The game isn’t very hard overall, and there are difficulty settings to choose for each level. Unless you’re very bad at gaming, you might even have to turn up the difficulty of the game because of how easy the easier settings are. If for some reason you do have difficulty with the game, levels can be repeated which allows you train your meatbag helpers and mine gold deposits to be stronger on the next levels. The only time you will probably run into trouble is during the final level, since it involves more than just building a bunch of defenses to win. At first the levels only take a few minutes to complete, but later on they can start to last between 20-30 minutes. Luckily, there is a speed up option that you can toggle, so if you’re confident in your setup you can just speed the game which will drastically bring down the length of later levels.
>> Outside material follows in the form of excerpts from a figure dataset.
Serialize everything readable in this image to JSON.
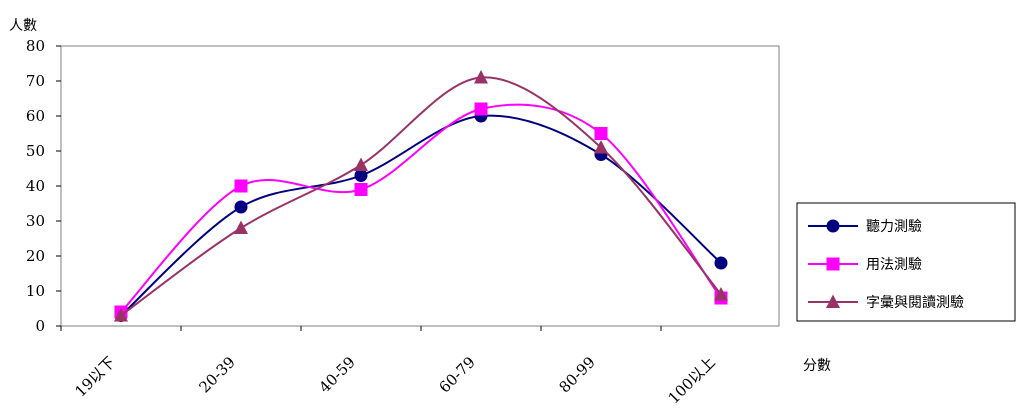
{
  "chart_data": {
    "type": "line",
    "title": "",
    "ylabel": "人數",
    "xlabel": "分數",
    "ylim": [
      0,
      80
    ],
    "yticks": [
      0,
      10,
      20,
      30,
      40,
      50,
      60,
      70,
      80
    ],
    "categories": [
      "19以下",
      "20-39",
      "40-59",
      "60-79",
      "80-99",
      "100以上"
    ],
    "grid": false,
    "legend_position": "right",
    "series": [
      {
        "name": "聽力測驗",
        "values": [
          3,
          34,
          43,
          60,
          49,
          18
        ],
        "color": "#000080",
        "marker": "circle"
      },
      {
        "name": "用法測驗",
        "values": [
          4,
          40,
          39,
          62,
          55,
          8
        ],
        "color": "#FF00FF",
        "marker": "square"
      },
      {
        "name": "字彙與閱讀測驗",
        "values": [
          3,
          28,
          46,
          71,
          51,
          9
        ],
        "color": "#993366",
        "marker": "triangle"
      }
    ]
  }
}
Although there is the hard difficulty setting, the game is still pretty easy. Playing well will actually make the game easier, since you get rewarded with more gold to buy stuff in the shop. The shop even has very powerful DNA upgrades you can put on your meatbags to make defenses even stronger, but they aren’t even needed since the base bonuses that you get from playing the game normally are good enough to easily beat levels. You won’t find much real challenge in the game except for the final level. Playing through all of the levels should take you around 5 hours. It will only take you longer if you play through on an easier setting then go through again with it harder, or you’re having to restart levels. There isn’t anything in terms of replayability, since you’re pretty much done with the game after you complete the last level.

To me, the game is just too easy and the DNA mechanic wasn’t explored enough. The hard difficulty mode felt like what normal should be, and the last level is only somewhat hard because you have to figure out how it works instead of just building defenses and murdering robots. There are only a few alien types that you run into to mix with the humans, and after that you just take the good elements of them and make two sets of humans, ones that can mine well and ones that make your towers really strong. I never felt the need to make many types of hybrids, even with the DNAs that you can buy from the shop to mix in, since the standard alien DNAs already make towers very strong. One major thing that made the game easy is how overly powerful you can boost towers. Each tower can fit two meatbags into it, each with their own tower boosting traits. This isn’t too big of a problem, but when you can build boost towers that boost every other tower next to it with the meatbags that are inside of it, you can potentially have 10 meatbags boosting one tower. When you do this, you can essentially have a rocket tower with infinite range and shooting faster than the machine gun tower.

If I were to give the game an update, I would include an even harder difficulty mode to play through the game with, and more aliens or reasons to make me want to create more hybrid types. An easy way to address the difficulty issue is to tone down the boosting of towers, either make it so each tower can have each aspect of it boosted only once, get rid of boosting towers, or make towers only be able to get boosted from only one boost tower.